Data presented as means ± SD or percentages.

Significant difference between control versus insulin at corresponding time point; P < 0.05.

Glucose metabolism and insulin resistance.

The amount of insulin given was significantly greater in the intensive insulin-treated group compared with controls (P < 0.05) (Figure 2A). Daily 6:00 a.m. glucose levels were significantly higher in the control group than in the intensive insulin group (P < 0.05) (Figure 2B). We also found that daily average, daily maximum, and daily minimum glucose levels were significantly lower in the intensive insulin group than in the control group (P < 0.05) (Figures 2C–2E). Control patients demonstrated 66 episodes of mild hypoglycemia (blood glucose <60 mg/dl) in 24% of the patients and 17 episodes of severe hypoglycemia (blood glucose <40 mg/dl) in 9% of the controls patients. In the intensive insulin-treated group there were 108 episodes of mild hypoglycemia in 43% of the patients and 23 episodes of severe hypoglycemia in 26% of the patients (P < 0.05).

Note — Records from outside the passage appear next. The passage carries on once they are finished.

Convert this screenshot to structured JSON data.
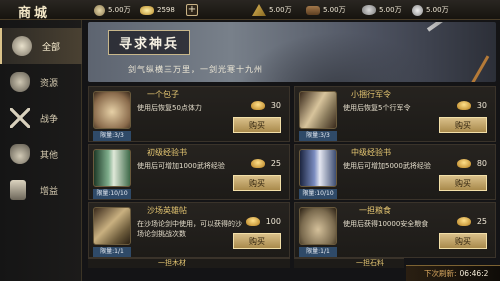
{
  "topbar": {
    "title": "商城",
    "resources": [
      {
        "icon": "coin-icon",
        "value": "5.00万"
      },
      {
        "icon": "ingot-icon",
        "value": "2598"
      },
      {
        "icon": "grain-icon",
        "value": "5.00万"
      },
      {
        "icon": "wood-icon",
        "value": "5.00万"
      },
      {
        "icon": "ore-icon",
        "value": "5.00万"
      }
    ],
    "plus_label": "+"
  },
  "sidebar": {
    "items": [
      {
        "label": "全部",
        "icon": "coins-icon",
        "active": true
      },
      {
        "label": "资源",
        "icon": "grain-bag-icon"
      },
      {
        "label": "战争",
        "icon": "crossed-swords-icon"
      },
      {
        "label": "其他",
        "icon": "bag-icon"
      },
      {
        "label": "增益",
        "icon": "scroll-icon"
      }
    ]
  },
  "banner": {
    "title": "寻求神兵",
    "subtitle": "剑气纵横三万里，一剑光寒十九州"
  },
  "items": [
    {
      "name": "一个包子",
      "desc": "使用后恢复50点体力",
      "price": "30",
      "limit": "限量:3/3",
      "buy": "购买",
      "thumb_color": "#8a6b4c"
    },
    {
      "name": "小捆行军令",
      "desc": "使用后恢复5个行军令",
      "price": "30",
      "limit": "限量:3/3",
      "buy": "购买",
      "thumb_color": "#8a7b5c"
    },
    {
      "name": "初级经验书",
      "desc": "使用后可增加1000武将经验",
      "price": "25",
      "limit": "限量:10/10",
      "buy": "购买",
      "thumb_color": "#3f6b4a"
    },
    {
      "name": "中级经验书",
      "desc": "使用后可增加5000武将经验",
      "price": "80",
      "limit": "限量:10/10",
      "buy": "购买",
      "thumb_color": "#3d4d72"
    },
    {
      "name": "沙场英雄帖",
      "desc": "在沙场论剑中使用，可以获得的沙场论剑挑战次数",
      "price": "100",
      "limit": "限量:1/1",
      "buy": "购买",
      "thumb_color": "#6b5a3a"
    },
    {
      "name": "一担粮食",
      "desc": "使用后获得10000安全粮食",
      "price": "25",
      "limit": "限量:1/1",
      "buy": "购买",
      "thumb_color": "#7a6a4e"
    }
  ],
  "peek": [
    "一担木材",
    "一担石料"
  ],
  "refresh": {
    "label": "下次刷新:",
    "time": "06:46:2"
  },
  "colors": {
    "accent": "#d9c28a",
    "name_gold": "#e7c873",
    "limit_blue": "#2f4a68"
  }
}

OGTTs were conducted to determine whether intensive insulin administration improved insulin sensitivity. We found that intensive insulin–treated patients had significantly improved ISI HOMA and ISI Matsuda scores compared with controls, indicating improved insulin sensitivity (P < 0.05) (Figures 3A and 3B). The QUICKI (Figure 3C) and Insulinogenic (Figure 3D) indices were not significantly different between intensive insulin and control patients.

Figure 3. — Intensive insulin–treated patients had significantly improved insulin sensitivity index (ISI) homeostasis model assessment (HOMA) and ISI Matsuda scores compared with control subjects, indicating improved insulin sensitivity. The Quantitative Insulin Sensitivity Check Index (QUICKI) and Insulinogenic indices were not significantly different between intensive insulin and control patients.*Significant difference between intensive insulin treatment and control; P < 0.05.